Civil rights lawyers and Latino groups praised Judge Garcia’s ruling, calling the law racist and unconstitutional.
“The court properly struck down virtually all of what was perhaps the harshest anti-immigrant provision in modern times,” said Lee Gelernt, who is the deputy director of the ACLU Immigrants’ Rights Project and who represents the border town of El Cenizo and other plaintiffs in the suit.
Judge Garcia upheld the law’s provision that police officers can ask about the immigration status of those they detain or arrest. But he blocked the provision mandating that local jurisdictions comply with immigration detainer requests from the federal Immigration and Customs Enforcement agency.
Judge Garcia said that by prohibiting local officials from declining a detainer request, the law also prohibited officials from questioning whether there was probable cause to support the detainer requested.
In his statement, the governor suggested that the judge’s blocking of that provision would make Texas less safe. “Because of this ruling, gang members and dangerous criminals, like those who have been released by the Travis County sheriff, will be set free to prey upon our communities,” Mr. Abbott said.
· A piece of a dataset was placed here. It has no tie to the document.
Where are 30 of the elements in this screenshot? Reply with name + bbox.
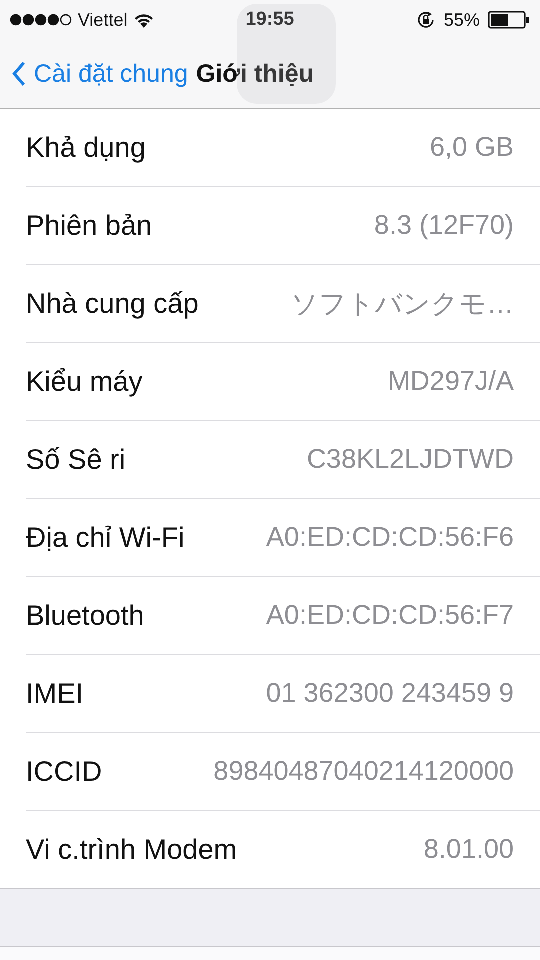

Critics of the law, however, including local officials in San Antonio, disagreed. “The city and the San Antonio Police Department have cooperated and will continue to cooperate with federal law enforcement’s reasonable requests,” San Antonio’s city attorney, Andy Segovia, said in a statement. “However, SB4 attempted to remove any discretion from local law enforcement in how to best serve the residents of San Antonio.”